C’est un moment important. C’est le moment où le Congrès s’est imposé comme acteur majeur dans la crise iranienne, dès lors que cette crise est passée, pour les USA, d’une crise internationale fondée sur l’obligation du respect des traités et le légalisme onusien à l’extension de la crise irakienne. C’est surtout, par conséquent, le moment où le Congrès voit la possibilité de devenir, selon la logique Cambodge-1970, un acteur majeur de la crise irakienne, — ce qu’il cherche de toutes les façons. Le Congrès voit désormais la possibilité, par le biais de la crise iranienne ramenée à la fonction d’appendice de la crise irakienne, d’interférer décisivement, c’est-à-dire en se débarrassant du carcan de son soutien initial à l’attaque contre l’Irak, dans la crise irakienne. C’est sur ce point, précisément, que certains voient se profiler de façon explicite et précise la crise constitutionnelle entre le président et le Congrès.

Un changement de substance : une crise “downgraded

Voyez les choses en termes médicaux. La crise irakienne est comme une maladie (“a desease”) dont on se demandait avec inquiétude si elle était contagieuse. Depuis le 10 janvier, on a la réponse : la maladie irakienne est une pandémie et elle infecte l’alentour.

La crise iranienne avait une certaine vertu, une certaine capacité d’immunité en termes médicaux. Elle était légaliste (traité de non-prolifération) et internationaliste (IAEA et ONU). Même les Français, les Russes et les Chinois suivaient.

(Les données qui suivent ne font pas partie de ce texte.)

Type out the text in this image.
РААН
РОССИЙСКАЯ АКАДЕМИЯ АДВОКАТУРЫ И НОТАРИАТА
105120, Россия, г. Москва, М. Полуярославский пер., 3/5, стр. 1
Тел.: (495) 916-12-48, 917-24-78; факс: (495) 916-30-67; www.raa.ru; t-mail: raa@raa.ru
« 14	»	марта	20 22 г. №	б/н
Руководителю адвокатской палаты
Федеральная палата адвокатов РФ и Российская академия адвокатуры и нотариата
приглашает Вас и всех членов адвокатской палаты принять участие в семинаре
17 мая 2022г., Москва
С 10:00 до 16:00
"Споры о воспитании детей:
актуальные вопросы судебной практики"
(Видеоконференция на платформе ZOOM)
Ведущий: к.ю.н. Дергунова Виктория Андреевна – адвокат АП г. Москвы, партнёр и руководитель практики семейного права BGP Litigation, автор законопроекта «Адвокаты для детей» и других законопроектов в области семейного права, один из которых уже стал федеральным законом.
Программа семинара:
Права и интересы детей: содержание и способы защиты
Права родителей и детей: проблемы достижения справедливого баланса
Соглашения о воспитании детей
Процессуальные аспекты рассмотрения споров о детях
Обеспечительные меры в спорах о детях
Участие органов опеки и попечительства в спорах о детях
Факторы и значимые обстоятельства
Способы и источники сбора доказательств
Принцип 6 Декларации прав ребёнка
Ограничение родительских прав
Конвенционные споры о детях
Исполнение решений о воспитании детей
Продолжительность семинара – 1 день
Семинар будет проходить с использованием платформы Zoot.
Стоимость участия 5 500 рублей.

Brutalement, elle est “downgraded”, réduite aux aléas et aux manœuvres tordues du chaos irakien, — lequel est d’une légalité douteuse et où la “communauté internationale” ne suit pas. L’argument iranien devient dépendant de la pandémie irakienne, cette infection qui est comme un énorme abcès qui ne parvient pas à crever, et dont l’infection s’étend désormais hors des frontières.

Désormais, les acteurs extérieurs à la folie bushiste et néo-conservatrice vont devoir (pouvoir) manœuvrer à leur tour en fonction de cette extension du domaine de l’infection irakienne. Aveuglés par la tactique et paralysés au niveau de la pensée par leur choix de la stratégie du chaos, les esprits enfiévrés de Bush et des “neocons” ont ouvert une porte essentielle, celle qui immunisait la pureté de la crise iranienne de l’infection irakienne.

Le Congrès a désormais une ouverture légale pour intervenir dans la politique de guerre à outrance de l’administration Bush en Irak. C’est par là que se glissera la confrontation avec l’exécutif, où cette crise psychologique faite de frustrations impuissantes va exploser en un affrontement légal, en un affrontement de pouvoirs.

Certes, Bush et sa clique ont des plans de guerre contre l’Iran. Les plans, ce n’est pas ce qui manque. (Voir notamment l’analyse de Steve Clemons, dont nous avons extrait les interventions de Hagel et de Biden au Congrès.) Mais ils restent totalement obnubilés, — infectés eux-mêmes, en un sens, touchés par la pandémie, — par le chaos irakien qui est aussi une maladie. Partir en guerre contre l’Iran initialement à cause de l’Irak, et non à cause de la puissance (notamment nucléaire) de l’Iran, c’est une faute et une stupidité à la fois, c’est la manigance d’un esprit grossier et malade (pandémie). Décidément, cette génération de bellicistes américanistes joue très petit bras, malgré l’apparence et le virtualisme.

Dans cette affaire du 10 janvier, tactiquement habile si l’on veut, ils se sont révélés stratégiquement nuls. Ils ont entamé un processus catastrophique d’infection de la crise iranienne. Ils ont commencé à gâcher décisivement cette carte fondamentale : la crise iranienne. “Vertueuse”’ comme elle l’était, internationaliste et légaliste sans aucun doute, ils pouvaient l’utiliser par rapport à la malédiction irakienne pour se refaire eux-mêmes une vertu, en paraissant surmonter la malédiction irakienne, en imposant dans leurs pressions, voire leur attaque contre l’Iran, le soutien du Congrès et de la “communauté internationale” qui aurait restauré leur propre légitimité compromise par l’Irak. Désormais, la crise iranienne a perdu sa vertu d’être vertueuse. Cela s’appelle un gâchis, — ou bien est-ce effectivement que l’Irak est une malédiction qui les frappe tous, une pandémie qui infecte tout.